Rose Loxton visited a hairdresser’s last week for the first time in a year, and says: “It was quite emotional.”
Not that the grandmother to four girls has a phobia about scissors, but after a year of highs and lows it was another uplifting step on a challenging journey. A week today (Friday, March 13) she is set to saddle three runners in the St James’s Place Foxhunter Chase, little more than 12 months since suffering a horrifically broken leg while riding out. That accident possibly saved her life, for tests while under medical care revealed cancer.
In the months of treatment that followed – chemotherapy leading to hair loss and debilitating nausea – her husband Sam stepped up and kept their Somerset yard ticking over so effectively that his wife became Britain’s champion hunter chase trainer with eight wins. That tally did not include a second victory for her stable’s Caid Du Berlais in Punchestown’s Champion Hunters’ Chase.
Then at Christmas she suffered a heavy cold and decided that after 14 years of happy employment with Paul Nicholls, during which time she looked after Big Buck’s, it was asking too much to continue riding out there while looking after a yard of pointers at home. She says: “I was overdoing it, and had to accept it was time to cut down.”

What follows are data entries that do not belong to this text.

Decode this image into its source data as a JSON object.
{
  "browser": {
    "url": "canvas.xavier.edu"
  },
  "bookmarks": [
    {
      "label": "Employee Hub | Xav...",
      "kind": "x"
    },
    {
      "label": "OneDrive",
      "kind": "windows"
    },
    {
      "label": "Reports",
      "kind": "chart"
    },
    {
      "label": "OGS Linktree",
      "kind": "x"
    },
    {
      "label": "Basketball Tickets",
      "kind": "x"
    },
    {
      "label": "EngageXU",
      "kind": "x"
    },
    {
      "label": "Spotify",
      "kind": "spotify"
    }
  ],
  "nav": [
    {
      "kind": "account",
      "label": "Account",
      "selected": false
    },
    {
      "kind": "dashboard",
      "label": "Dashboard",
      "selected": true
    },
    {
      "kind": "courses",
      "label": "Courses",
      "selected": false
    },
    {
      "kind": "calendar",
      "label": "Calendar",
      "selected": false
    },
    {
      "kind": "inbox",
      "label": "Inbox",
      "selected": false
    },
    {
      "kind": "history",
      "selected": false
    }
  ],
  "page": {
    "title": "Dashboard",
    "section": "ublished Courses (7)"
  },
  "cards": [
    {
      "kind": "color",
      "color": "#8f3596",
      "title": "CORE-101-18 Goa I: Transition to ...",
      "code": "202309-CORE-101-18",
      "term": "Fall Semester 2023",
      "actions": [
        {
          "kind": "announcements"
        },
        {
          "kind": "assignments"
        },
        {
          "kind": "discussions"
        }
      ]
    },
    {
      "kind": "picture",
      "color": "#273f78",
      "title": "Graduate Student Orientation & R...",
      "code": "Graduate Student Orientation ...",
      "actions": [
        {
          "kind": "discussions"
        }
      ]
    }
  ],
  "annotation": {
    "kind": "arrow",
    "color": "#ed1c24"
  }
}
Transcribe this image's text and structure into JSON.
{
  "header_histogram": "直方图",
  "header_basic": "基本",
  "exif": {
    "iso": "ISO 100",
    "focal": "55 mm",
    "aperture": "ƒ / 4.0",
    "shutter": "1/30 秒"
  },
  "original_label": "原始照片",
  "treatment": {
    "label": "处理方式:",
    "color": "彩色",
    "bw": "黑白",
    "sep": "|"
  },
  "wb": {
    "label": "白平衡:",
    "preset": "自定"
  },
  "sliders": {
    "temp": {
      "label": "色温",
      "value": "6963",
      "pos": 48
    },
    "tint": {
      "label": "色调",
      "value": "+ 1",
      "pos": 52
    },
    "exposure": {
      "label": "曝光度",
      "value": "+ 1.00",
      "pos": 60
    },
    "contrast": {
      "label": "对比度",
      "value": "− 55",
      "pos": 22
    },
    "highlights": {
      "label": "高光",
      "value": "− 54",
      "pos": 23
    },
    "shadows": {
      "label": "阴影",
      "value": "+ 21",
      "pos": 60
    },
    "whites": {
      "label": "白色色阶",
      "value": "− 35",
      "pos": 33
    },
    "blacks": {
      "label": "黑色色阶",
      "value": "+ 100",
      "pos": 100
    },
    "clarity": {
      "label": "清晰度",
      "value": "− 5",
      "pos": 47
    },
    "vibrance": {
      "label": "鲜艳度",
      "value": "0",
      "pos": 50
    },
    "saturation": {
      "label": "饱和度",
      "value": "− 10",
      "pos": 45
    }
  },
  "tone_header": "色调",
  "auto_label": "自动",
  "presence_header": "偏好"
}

Of her Foxhunter hopefuls she says: “I fear the ground is going to be softer than ideal for Caid Du Berlais – that and the distance of the race. He jumps the last and then it’s the hill, and he doesn’t quite get home, but he ran a super race in it when third two years ago.
Rose Loxton with Monsieur Gibraltar (left) and Foxhunter hope Caid Du Berlais
“Shantou Flyer (pictured main photo above with Loxton) seems in great form and won well at Fakenham recently. David [Maxwell, his owner/rider] thinks he’s better than ever. He’s an older horse, and they can be quirky, so we’re hoping a change of scene has done him good [he was trained by Richard Hobson last season]. He hit a flat spot in last year’s race, then ran on to finish second.
“Earth Leader was still a maiden at this time last year, so he’s done well to go up the ranks and win two hunter chases. He was well beaten at Wincanton by Virak [his stablemate], but the ground wasn’t ideal and Angus [Cheleda] wasn’t hard on him. Good ground would suit him better.”
With Cheleda riding the Nicholls-trained Alcala in the Foxhunter, Earth Leader becomes the mount of Natalie Parker, one of a small group from Nicholls’ yard who take the 15-minute drive each lunchtime to join Loxton in exercising her eight-horse string.
Apart from Shantou Flyer and a maiden owned by the Loxtons each horse has come from Nicholls. Rarely seeing an all-weather gallop, exercising on rolling grass fields, and racing at a lower level has given them all new zest. They suit Loxton, who says: “At our age we wouldn’t want a lot of young horses, and don’t have the facilities anyway.”
Sweetening up older horses, in a playground of undulating Somerset hills, is her forte.